On the other hand, Aggretsuko and Rilakkuma and Kaoru represent what a Netflix Original™ could be. Given a bunch of passionate creative talent, the resources they need to create their visions, and a platform that will get eyeballs on their work, and you sometimes introduce some genuinely neat stuff to the conversation.

And really, I don't know if I'm being too harsh in expecting more than a handful of titles to be legit good. There's plenty of other seasonal stuff that's just as bad as the average Netflix Original™ but just never makes it into public discourse. Like, maybe we only feel Netflix stuff is especially bad because the platform shoves it in our faces.
Well that more than anything is what chafes me about most of these shows. Crunchyroll and Funimation stream plenty of lame, forgettable anime every year, but that's because they want to show as much as possible. Netflix positions its "originals" as a catered selection of special works but 90% of what they put out is phoned-in paste. Outside of literally a couple shows, Netflix's best offerings are TV series they just refuse to simulcast outside of Japan that they slap their "original" title on and let die on the vine. And also just never release on home video.
Yes I'm still mad about Little Witch Academia.

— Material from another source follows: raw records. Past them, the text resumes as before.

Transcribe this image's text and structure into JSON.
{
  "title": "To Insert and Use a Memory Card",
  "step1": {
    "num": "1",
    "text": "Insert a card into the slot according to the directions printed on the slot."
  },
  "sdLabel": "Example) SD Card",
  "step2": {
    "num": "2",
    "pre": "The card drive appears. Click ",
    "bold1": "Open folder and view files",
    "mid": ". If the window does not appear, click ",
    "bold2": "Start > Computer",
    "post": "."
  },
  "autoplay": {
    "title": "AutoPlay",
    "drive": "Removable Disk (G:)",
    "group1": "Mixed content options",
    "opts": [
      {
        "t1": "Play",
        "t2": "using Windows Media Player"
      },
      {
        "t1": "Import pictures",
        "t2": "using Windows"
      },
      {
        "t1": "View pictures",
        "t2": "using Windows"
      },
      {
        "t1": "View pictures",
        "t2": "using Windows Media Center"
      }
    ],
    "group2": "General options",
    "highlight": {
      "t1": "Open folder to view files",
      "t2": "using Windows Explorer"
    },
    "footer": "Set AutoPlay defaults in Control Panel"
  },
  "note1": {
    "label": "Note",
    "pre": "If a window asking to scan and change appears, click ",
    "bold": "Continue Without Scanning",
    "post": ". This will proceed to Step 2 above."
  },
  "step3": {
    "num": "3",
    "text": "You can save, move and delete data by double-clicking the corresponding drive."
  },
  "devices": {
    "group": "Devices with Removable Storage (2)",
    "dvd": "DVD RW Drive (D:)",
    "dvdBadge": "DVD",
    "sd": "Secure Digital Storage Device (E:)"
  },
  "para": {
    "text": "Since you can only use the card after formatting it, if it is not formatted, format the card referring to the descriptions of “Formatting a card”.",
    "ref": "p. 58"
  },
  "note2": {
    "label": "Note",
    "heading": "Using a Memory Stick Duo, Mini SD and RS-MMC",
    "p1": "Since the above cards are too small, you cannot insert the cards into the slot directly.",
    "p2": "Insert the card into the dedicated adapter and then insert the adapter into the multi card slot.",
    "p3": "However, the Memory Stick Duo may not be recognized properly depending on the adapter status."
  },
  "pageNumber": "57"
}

Which just means that "Netflix original" is a marketing term that says absolutely nothing about a show's quality. Well, that's marketing for ya, I guess? It's absolutely a travesty that Netflix continues to sit on shows with no plans for a home video release though—those contracts expire eventually, dammit!

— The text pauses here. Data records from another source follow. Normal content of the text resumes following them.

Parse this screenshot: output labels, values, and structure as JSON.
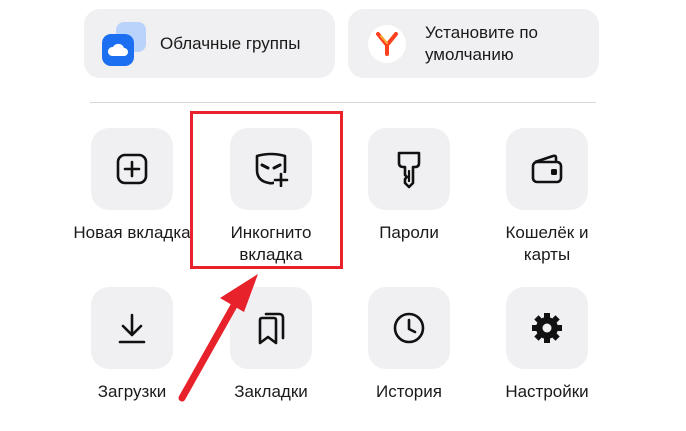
{
  "cards": {
    "cloud_groups": {
      "label": "Облачные группы",
      "icon": "cloud-icon"
    },
    "set_default": {
      "label": "Установите по умолчанию",
      "icon": "yandex-browser-icon"
    }
  },
  "grid": {
    "new_tab": {
      "label": "Новая вкладка",
      "icon": "plus-square-icon"
    },
    "incognito_tab": {
      "label": "Инкогнито вкладка",
      "icon": "incognito-mask-icon"
    },
    "passwords": {
      "label": "Пароли",
      "icon": "key-icon"
    },
    "wallet": {
      "label": "Кошелёк и карты",
      "icon": "wallet-icon"
    },
    "downloads": {
      "label": "Загрузки",
      "icon": "download-icon"
    },
    "bookmarks": {
      "label": "Закладки",
      "icon": "bookmarks-icon"
    },
    "history": {
      "label": "История",
      "icon": "clock-icon"
    },
    "settings": {
      "label": "Настройки",
      "icon": "gear-icon"
    }
  },
  "annotation": {
    "color": "#e8222b"
  },
  "colors": {
    "tile_bg": "#f0f0f2",
    "cloud_blue": "#1d6ff2",
    "yandex_red": "#fc3f1d"
  }
}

Somebody, anyone let my daughter Akko out of jail. Let her live her life. And also can we get a DMC Blu-ray already like god damn.
But Detroit Metal City is already on Blu-ray~
No offense to Hiroshi Nagahama but his DMC doesn't feature explosive ejaculation so it'll always be inferior.
OK you know what, that's fair. I can't argue with our generation's greatest fuckup(wards).
Anyway, with that out of my system I guess I'll go back to waiting for any word on when we'll actually get to watch DOROHEDORO. Thanks Netflix.
In the meantime, I'll be over here yelling about why Henry Cavill is anime, actually. No I am not taking feedback at this time.